Le 29 février 1872, le Marie-Thérèse, un trois-mâts français de 503 tonneaux en provenance de Bordeaux, s’échoue sur un haut-fond dans le détroit de Gaspar en Indonésie. Il transporte une cargaison destinée aux colons d’Indochine et qui se compose de vaisselle, de pipes, d’encriers, de photophores, de coffres-forts, de vin, de champagne, de Marie-Brizard, de Malaga et de 503 bouteilles d’absinthe des marques Pernod Fils et Edouard Pernod Couvet.
En 1991, une équipe de plongeurs et d’archéologues découvre l’épave et s’emploie à en sortir tous les objets.
Si une petite partie des bouteilles de Bordeaux, de champagne, de Madère et de Malaga étaient encore pleines, celles d’absinthe étaient vides.
La bouteille d’absinthe porte au bas de son col le sceau de Pernod Fils en relief.
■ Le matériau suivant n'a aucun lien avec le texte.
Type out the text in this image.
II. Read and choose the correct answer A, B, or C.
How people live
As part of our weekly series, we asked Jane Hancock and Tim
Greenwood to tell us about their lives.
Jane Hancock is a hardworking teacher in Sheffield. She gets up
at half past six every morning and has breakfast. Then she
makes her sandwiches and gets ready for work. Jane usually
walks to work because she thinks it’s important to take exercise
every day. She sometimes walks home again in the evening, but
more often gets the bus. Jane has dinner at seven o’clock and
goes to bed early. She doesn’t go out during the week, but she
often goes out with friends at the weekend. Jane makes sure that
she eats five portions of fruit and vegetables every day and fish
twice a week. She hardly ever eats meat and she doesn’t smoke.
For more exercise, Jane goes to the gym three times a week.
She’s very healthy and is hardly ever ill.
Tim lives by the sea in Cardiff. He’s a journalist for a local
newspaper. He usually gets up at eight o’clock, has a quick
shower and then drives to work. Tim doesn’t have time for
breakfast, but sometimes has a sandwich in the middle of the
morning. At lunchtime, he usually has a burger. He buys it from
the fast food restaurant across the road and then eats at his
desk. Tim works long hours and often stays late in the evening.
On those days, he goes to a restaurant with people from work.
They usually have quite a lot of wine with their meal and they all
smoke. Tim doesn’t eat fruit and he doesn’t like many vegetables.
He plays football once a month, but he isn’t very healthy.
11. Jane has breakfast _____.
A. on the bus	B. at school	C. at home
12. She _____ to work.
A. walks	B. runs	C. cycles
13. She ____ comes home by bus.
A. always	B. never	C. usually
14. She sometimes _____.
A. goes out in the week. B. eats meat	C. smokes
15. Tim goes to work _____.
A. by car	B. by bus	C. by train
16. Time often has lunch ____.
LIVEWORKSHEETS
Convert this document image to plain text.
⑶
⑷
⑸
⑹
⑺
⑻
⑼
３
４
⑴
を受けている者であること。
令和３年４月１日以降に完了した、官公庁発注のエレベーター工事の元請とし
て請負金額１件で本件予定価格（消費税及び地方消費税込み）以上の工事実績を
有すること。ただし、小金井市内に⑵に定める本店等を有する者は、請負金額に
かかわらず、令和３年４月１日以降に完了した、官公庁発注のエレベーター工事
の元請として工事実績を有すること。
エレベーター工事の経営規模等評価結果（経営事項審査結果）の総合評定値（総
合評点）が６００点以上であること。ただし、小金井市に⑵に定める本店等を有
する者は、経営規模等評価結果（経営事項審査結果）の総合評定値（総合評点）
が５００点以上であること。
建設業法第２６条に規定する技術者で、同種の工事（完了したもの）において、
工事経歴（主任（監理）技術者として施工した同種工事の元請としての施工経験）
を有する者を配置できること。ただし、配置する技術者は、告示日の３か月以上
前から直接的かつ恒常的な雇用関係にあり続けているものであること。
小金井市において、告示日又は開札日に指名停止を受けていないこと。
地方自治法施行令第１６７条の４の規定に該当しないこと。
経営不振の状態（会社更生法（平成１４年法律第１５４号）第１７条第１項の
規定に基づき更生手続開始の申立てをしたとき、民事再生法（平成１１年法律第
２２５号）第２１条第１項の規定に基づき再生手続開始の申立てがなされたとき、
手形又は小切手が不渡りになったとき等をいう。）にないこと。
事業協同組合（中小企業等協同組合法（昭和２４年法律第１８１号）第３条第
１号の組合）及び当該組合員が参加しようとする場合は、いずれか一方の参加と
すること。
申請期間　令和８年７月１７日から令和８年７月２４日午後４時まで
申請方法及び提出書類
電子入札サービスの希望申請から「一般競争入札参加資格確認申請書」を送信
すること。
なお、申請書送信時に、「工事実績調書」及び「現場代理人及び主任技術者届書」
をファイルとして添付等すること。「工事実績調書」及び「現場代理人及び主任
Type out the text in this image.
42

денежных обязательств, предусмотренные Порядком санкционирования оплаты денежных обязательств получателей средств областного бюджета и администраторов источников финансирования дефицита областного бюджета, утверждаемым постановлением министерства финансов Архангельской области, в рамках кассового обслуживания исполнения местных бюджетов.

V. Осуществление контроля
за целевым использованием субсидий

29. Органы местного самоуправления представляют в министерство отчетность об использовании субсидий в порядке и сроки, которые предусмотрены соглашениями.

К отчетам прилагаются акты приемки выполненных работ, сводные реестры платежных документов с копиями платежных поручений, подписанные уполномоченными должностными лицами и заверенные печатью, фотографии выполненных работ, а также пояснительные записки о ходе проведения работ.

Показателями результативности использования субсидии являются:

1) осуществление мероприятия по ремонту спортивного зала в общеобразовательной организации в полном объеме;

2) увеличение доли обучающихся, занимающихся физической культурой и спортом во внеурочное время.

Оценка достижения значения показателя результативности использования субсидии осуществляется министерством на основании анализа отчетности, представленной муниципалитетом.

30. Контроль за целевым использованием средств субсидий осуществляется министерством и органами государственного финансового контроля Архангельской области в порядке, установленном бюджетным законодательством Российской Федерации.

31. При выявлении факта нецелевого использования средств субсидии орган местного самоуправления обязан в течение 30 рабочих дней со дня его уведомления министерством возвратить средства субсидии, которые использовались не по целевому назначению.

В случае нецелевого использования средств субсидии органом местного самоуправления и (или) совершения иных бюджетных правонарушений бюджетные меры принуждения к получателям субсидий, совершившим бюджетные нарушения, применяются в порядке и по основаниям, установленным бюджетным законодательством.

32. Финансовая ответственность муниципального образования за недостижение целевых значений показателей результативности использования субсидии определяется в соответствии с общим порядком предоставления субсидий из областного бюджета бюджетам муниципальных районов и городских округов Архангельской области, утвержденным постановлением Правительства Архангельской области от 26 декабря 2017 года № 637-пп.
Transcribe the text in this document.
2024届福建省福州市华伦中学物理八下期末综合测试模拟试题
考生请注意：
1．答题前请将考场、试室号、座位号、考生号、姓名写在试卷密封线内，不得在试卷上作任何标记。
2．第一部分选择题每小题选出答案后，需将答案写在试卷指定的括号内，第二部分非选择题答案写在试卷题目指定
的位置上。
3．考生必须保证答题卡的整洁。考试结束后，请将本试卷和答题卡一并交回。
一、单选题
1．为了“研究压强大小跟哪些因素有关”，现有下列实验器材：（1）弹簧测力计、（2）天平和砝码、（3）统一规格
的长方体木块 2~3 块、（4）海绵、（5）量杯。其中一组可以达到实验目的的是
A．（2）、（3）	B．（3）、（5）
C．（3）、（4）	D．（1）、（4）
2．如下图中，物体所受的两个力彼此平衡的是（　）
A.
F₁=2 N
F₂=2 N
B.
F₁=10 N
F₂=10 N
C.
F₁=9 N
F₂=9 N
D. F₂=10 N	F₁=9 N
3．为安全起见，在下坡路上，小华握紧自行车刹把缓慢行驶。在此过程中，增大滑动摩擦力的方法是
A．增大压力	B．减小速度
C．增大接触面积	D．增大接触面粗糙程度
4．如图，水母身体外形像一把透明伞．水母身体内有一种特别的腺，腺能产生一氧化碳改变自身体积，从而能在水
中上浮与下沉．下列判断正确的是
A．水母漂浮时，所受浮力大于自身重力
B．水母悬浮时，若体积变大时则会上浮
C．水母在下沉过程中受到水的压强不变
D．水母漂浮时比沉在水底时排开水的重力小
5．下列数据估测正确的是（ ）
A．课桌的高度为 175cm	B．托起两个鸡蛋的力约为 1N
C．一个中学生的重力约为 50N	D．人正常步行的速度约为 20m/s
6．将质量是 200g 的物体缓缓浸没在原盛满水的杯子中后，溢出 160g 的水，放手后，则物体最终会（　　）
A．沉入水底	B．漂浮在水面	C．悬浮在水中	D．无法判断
Le bouchon git au fond de la bouteille : le flacon n’a pas été ouvert par les archéologues mais par la pression que la mer a exercée pendant cent vingt ans.
Aubaine pour les historiens, la découverte de cette épave révèle l’importance des échanges avec les colonies pour le commerce européen.
Pour l’histoire neuchâteloise, ces 503 bouteilles d’absinthe des deux maisons Pernod, dont deux ont été offertes au musée de Môtiers par les archéologues vaudois, reflètent une réalité dont on a peine aujourd’hui à imaginer l’ampleur, celle d’une production et d’une diffusion considérable de l’absinthe du Val-de-Travers On la trouvait dans tous les continents, en particulier là où la France possédait des colonies. Des cartes postales du Maroc, d’Algérie, de Madagascar ou d’Indochine montrent des scènes de rues où les murs portent des publicités pour les absinthes Pernod, Berger, Rivoire, Terminus.
Jay, Evelyne, L’épave du Marie-Thérèse – le temps ressuscité, Lausanne : Pentagon SA, 1992.
Delachaux, Pierre-André, L’absinthe – arôme d’apocalypse, Hauterive : Gilles Attinger, 1991.